R14: LR(Link Register). When a function call is made, the Link Register gets updated with a memory address referencing the next instruction where the function was initiated from. Doing this allows the program return to the “parent” function that initiated the “child” function call after the “child” function is finished.
R15: PC(Program Counter). The Program Counter is automatically incremented by the size of the instruction executed. This size is always 4 bytes in ARM state and 2 bytes in THUMB mode. When a branch instruction is being executed, the PC holds the destination address. During execution, PC stores the address of the current instruction plus 8 (two ARM instructions) in ARM state, and the current instruction plus 4 (two Thumb instructions) in Thumb(v1) state. This is different from x86 where PC always points to the next instruction to be executed.
We can see that PC holds the address (0x8054) of the next instruction (mov r0, pc) that will be executed. Now let’s execute the next instruction after which R0 should hold the address of PC (0x8054), right?
…right? Wrong. Look at the address in R0. While we expected R0 to contain the previously read PC value (0x8054) it instead holds the value which is two instructions ahead of the PC we previously read (0x805c). From this example you can see that when we directly read PC it follows the definition that PC points to the next instruction; but when debugging, PC points two instructions ahead of the current PC value (0x8054 + 8 = 0x805C). This is because older ARM processors always fetched two instructions ahead of the currently executed instructions. The reason ARM retains this definition is to ensure compatibility with earlier processors.

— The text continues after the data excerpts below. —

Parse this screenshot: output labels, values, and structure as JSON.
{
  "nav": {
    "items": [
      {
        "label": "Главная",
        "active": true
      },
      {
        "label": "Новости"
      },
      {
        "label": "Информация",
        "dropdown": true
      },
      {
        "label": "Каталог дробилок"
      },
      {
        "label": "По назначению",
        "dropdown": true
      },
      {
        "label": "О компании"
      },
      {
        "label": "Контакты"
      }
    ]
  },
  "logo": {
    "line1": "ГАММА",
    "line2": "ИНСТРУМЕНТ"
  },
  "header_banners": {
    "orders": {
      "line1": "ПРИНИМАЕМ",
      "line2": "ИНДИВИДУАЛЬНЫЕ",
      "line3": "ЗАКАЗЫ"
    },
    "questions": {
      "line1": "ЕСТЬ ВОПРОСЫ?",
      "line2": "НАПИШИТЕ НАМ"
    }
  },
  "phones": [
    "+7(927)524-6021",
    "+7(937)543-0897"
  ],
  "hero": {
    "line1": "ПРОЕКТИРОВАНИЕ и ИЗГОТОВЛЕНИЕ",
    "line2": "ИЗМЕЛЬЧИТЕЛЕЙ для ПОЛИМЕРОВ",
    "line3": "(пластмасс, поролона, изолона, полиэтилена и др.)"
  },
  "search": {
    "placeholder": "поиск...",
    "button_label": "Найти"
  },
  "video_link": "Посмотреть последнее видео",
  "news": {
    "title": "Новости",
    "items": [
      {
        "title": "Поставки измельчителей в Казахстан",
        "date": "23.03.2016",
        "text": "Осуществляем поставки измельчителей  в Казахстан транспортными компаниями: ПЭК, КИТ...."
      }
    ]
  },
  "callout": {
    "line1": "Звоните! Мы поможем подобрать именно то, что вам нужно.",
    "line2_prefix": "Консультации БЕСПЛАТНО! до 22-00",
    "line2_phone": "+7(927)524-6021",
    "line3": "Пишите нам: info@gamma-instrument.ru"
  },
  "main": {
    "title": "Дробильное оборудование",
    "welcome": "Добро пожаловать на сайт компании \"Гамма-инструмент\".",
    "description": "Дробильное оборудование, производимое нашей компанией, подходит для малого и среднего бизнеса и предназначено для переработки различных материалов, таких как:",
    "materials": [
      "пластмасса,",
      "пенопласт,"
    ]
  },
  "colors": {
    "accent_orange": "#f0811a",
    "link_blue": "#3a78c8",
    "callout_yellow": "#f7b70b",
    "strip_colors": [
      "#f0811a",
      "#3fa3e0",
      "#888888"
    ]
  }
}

When you debug an ARM binary with gdb, you see something called Flags:
The register $cpsr shows the value of the Current Program Status Register (CPSR) and under that you can see the Flags thumb, fast, interrupt, overflow, carry, zero, and negative. These flags represent certain bits in the CPSR register and are set according to the value of the CPSR and turn bold when activated. The N, Z, C, and V bits are identical to the SF, ZF, CF, and OF bits in the EFLAG register on x86. These bits are used to support conditional execution in conditionals and loops at the assembly level. We will cover condition codes used in Part 6: Conditional Execution and Branching.
The picture above shows a layout of a 32-bit register (CPSR) where the left (<-) side holds most-significant-bits and the right (->) side the least-significant-bits. Every single cell (except for the GE and M section along with the blank ones) are of a size of one bit. These one bit sections define various properties of the program’s current state.
Let’s assume we would use the CMP instruction to compare the numbers 1 and 2. The outcome would be ‘negative’ because 1 – 2 = -1. When we compare two equal numbers, like 2 against 2, the Z (zero) flag is set because 2 – 2 = 0. Keep in mind that the registers used with the CMP instruction won’t be modified, only the CPSR will be modified based on the result of comparing these registers against each other.
This is how it looks like in GDB (with GEF installed): In this example we compare the registers r1 and r0, where r1 = 4 and r0 = 2. This is how the flags look like after executing the cmp r1, r0 operation:
The Carry Flag is set because we use cmp r1, r0 to compare 4 against 2 (4-2). In contrast, the Negative flag (N) is set if we use cmp r0, r1 to compare a smaller number (2) against a bigger number (4).